Küreselleşme kavramının türetilmesine ilişkin ilk sav 1960’lı yıllarda Kanadalı Sosyoloji Profesörü Marshall McLuhan’ın “küresel köy” (global village) kavramını kullanmasıyla ortaya çıkmıştır. McLuhan iletişim teknolojilerindeki baş döndürücü gelişmelerin, o zamanın şartlarında dünyanın en azından bir bölümünde küresel bir köy ortaya çıkarmaktadır (Erbay ve Akgün, 2013, s. 78).

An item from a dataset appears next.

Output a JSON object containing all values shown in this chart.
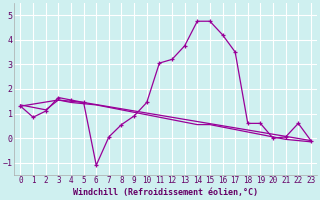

Küreselleşme aslında 16.y.y.’dan itibaren dünya tarihine yön vermeye başlayan bir olgudur. Coğrafi keşiflerin başlaması ile birlikte yeni kıtaların ve ülkelerin keşfedilmesi ile beraber, toplumlar arası etkileşim artmış, ticaret gelişmiş ve kültürlerarası diyalog hayatın her alanına nüfuz edecek şekilde gelişmiştir. Bu gelişmelerin neticesinde küresel

imparatorlukların gelişmesi ve kapitalizmin güçlenmesi de küreselleşmenin ilk tohumlarını atmıştır. Yaşadığımız yüzyılda Ekonomik İşbirliği ve Kalkınma Örgütü (OECD), Uluslararası Para Fonu (IMF) ve Dünya Bankası (DB) gibi uluslararası kuruluşların çalışmaları ve yayınları ile etki alanını genişleten küreselleşme kavramı, yeni siyasal sistemlerin ve aktörlerin ortaya çıkması, bilgisayar ve enformasyon teknolojilerinin de gelişip dünya çapında yaygınlaşması ile birlikte, ülkelerin sosyal, kültürel, ekonomik, siyasal ve yönetsel sistemlerinin dönüşümüne, dolayısıyla reformuna da etki etmeye başlamıştır (Tortop ve vd., 2007, s. 594).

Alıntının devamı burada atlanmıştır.